As in SALA, the Director rebukes the Lifestyle Anarchists – belatedly including John Clark – for elitism. This dictum, again unexplained, makes no more sense than it ever did. It is not clear why collectivist elitism – vanguardism – is superior to individualist elitism. Bookchin decries “abstract individualism” but never entertains the possibility that what his enemies espouse is concrete individualism, what Vaneigem calls radical subjectivity. Nor does he consider the possibility that what he espouses is abstract collectivism, not concrete collectivism (community). Abstract collectivism is totalitarianism, which is much worse than abstract individualism (classical liberalism). Elitism implies exclusivity, but Bookchin is the one who is reading thousands of anarchists out of the movement. Lifestyle Anarchism is intolerable, so Social Anarchism is intolerant. The movement “must become infected with intolerance against all who retard its growth by subservience to spontaneity,” as the lawyer Lenin put it.
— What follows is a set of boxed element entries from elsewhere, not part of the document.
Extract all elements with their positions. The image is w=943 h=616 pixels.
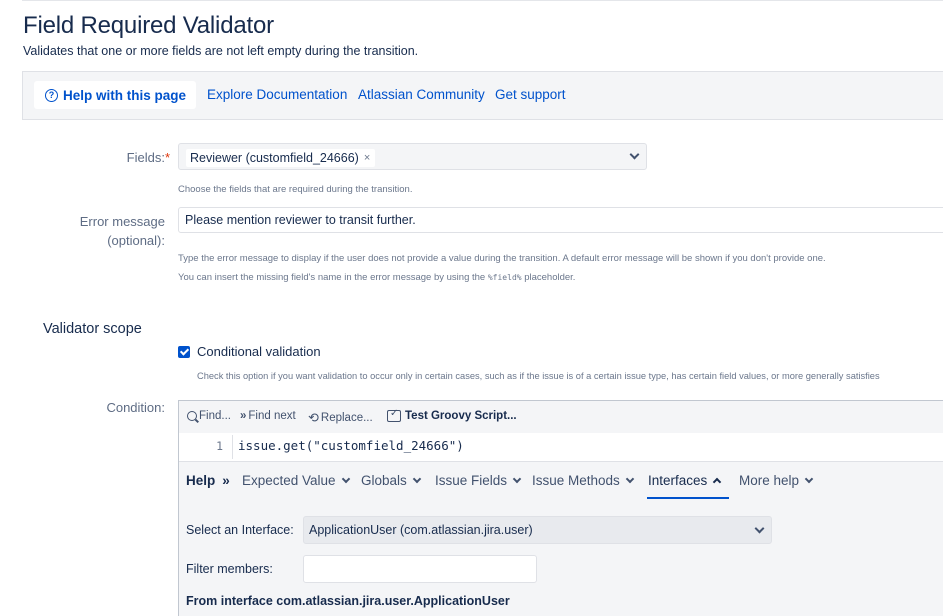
help-bar: ? Help with this page Explore Documentat… — [22, 71, 943, 120]
double-chevron-right-icon: » — [222, 473, 230, 488]
find-button[interactable]: Find... — [187, 410, 231, 422]
field-chip-reviewer: Reviewer (customfield_24666) × — [186, 149, 376, 167]
tab-expected-value[interactable]: Expected Value — [242, 473, 350, 488]
fields-hint: Choose the fields that are required duri… — [178, 184, 413, 195]
error-message-hint: Type the error message to display if the… — [178, 253, 826, 264]
field-placeholder-code: %field% — [487, 273, 522, 282]
chevron-up-icon — [713, 477, 722, 487]
conditional-validation-label[interactable]: Conditional validation — [197, 344, 321, 359]
atlassian-community-link[interactable]: Atlassian Community — [358, 87, 485, 102]
help-tabs-bar: Help » Expected Value Globals Issue Fiel… — [179, 461, 943, 501]
editor-toolbar: Find... » Find next ⟲ Replace... Test Gr… — [179, 401, 943, 433]
interface-panel: Select an Interface: ApplicationUser (co… — [179, 501, 943, 616]
question-circle-icon: ? — [45, 88, 58, 102]
chevron-down-icon — [412, 474, 422, 483]
chevron-down-icon — [625, 474, 635, 483]
error-message-input[interactable]: Please mention reviewer to transit furth… — [178, 207, 943, 233]
field-chip-label: Reviewer (customfield_24666) — [190, 151, 359, 165]
error-message-placeholder-hint: You can insert the missing field's name … — [178, 272, 576, 283]
find-next-button[interactable]: » Find next — [240, 410, 296, 422]
active-tab-indicator — [647, 497, 729, 499]
test-script-icon — [387, 408, 401, 422]
fields-label: Fields:* — [126, 150, 170, 165]
tab-more-help[interactable]: More help — [739, 473, 814, 488]
fields-select[interactable]: Reviewer (customfield_24666) × — [178, 143, 647, 170]
help-tab-heading: Help » — [186, 473, 230, 488]
help-with-page-button[interactable]: ? Help with this page — [34, 81, 197, 109]
validator-scope-title: Validator scope — [43, 321, 142, 337]
tab-globals[interactable]: Globals — [361, 473, 422, 488]
page-title: Field Required Validator — [23, 12, 274, 39]
page-description: Validates that one or more fields are no… — [23, 44, 419, 58]
top-divider — [22, 0, 943, 1]
interface-select[interactable]: ApplicationUser (com.atlassian.jira.user… — [303, 516, 772, 544]
code-line[interactable]: 1 issue.get("customfield_24666") — [179, 433, 943, 461]
double-chevron-right-icon: » — [240, 410, 247, 422]
filter-members-input[interactable] — [303, 555, 537, 583]
search-icon — [187, 411, 197, 421]
filter-members-label: Filter members: — [186, 562, 273, 576]
conditional-validation-hint: Check this option if you want validation… — [197, 371, 880, 381]
chevron-down-icon — [804, 474, 814, 483]
replace-icon: ⟲ — [308, 410, 319, 425]
interface-source-text: From interface com.atlassian.jira.user.A… — [186, 594, 510, 608]
chevron-down-icon[interactable] — [754, 523, 765, 534]
gutter-divider — [232, 435, 233, 459]
chevron-down-icon — [341, 474, 350, 483]
condition-editor: Find... » Find next ⟲ Replace... Test Gr… — [178, 400, 943, 616]
test-groovy-script-button[interactable]: Test Groovy Script... — [387, 408, 517, 422]
conditional-validation-checkbox[interactable] — [178, 346, 190, 358]
tab-issue-methods[interactable]: Issue Methods — [532, 473, 635, 488]
explore-documentation-link[interactable]: Explore Documentation — [207, 87, 347, 102]
code-text[interactable]: issue.get("customfield_24666") — [238, 438, 464, 453]
chevron-down-icon — [512, 474, 522, 483]
get-support-link[interactable]: Get support — [495, 87, 566, 102]
chip-remove-icon[interactable]: × — [364, 152, 370, 164]
tab-interfaces[interactable]: Interfaces — [648, 473, 722, 488]
required-asterisk: * — [164, 150, 170, 165]
error-message-label: Error message (optional): — [79, 214, 165, 248]
chevron-down-icon[interactable] — [629, 149, 640, 160]
help-with-page-label: Help with this page — [63, 87, 187, 103]
replace-button[interactable]: ⟲ Replace... — [308, 410, 373, 426]
line-number: 1 — [216, 439, 223, 453]
condition-label: Condition: — [106, 400, 165, 415]
tab-issue-fields[interactable]: Issue Fields — [435, 473, 522, 488]
select-interface-label: Select an Interface: — [186, 523, 294, 537]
There may be a sense in which some so-called Lifestyle Anarchists might be elitists, i.e., they aspire to excellence and they want to level up. But they want everybody to level up – they want company – they want a world of what Raoul Vaneigem calls “masters without slaves,” not out of pity or paternalism but because they crave a community of fulfilled, enriched, masterful other individuals to relate to. John Simon, referring to the late American critic Dwight Macdonald, admitted that Macdonald was an elitist of sorts, but “an elitist, then, who would eagerly help others join the club, who would gladly have abandoned his badge of superiority for the sake of a world full of coequal elitists.” Only in that sense are post-left anarchists elitists.

Bookchin’s proposed means of overthrowing hierarchy are patently hierarchical. Anarchists require “an organization ready and able to play a significant role in moving great masses of workers.” The vanguard is to lead, the masses are to follow, as usual. Bookchin would no doubt protest that he envisions something more reciprocal, dialectical, but on his own account, dialectics is not mere reciprocity, “some things are in fact very significantly more determining than others.” The organization is significantly more determining than the masses – that’s its purpose. This is Leninism – not metaphorical Leninism, not swear-word Leninism – it’s the real thing. The dog has returned to his vomit. The mantle of leftism which Bookchin has donned is a shroud.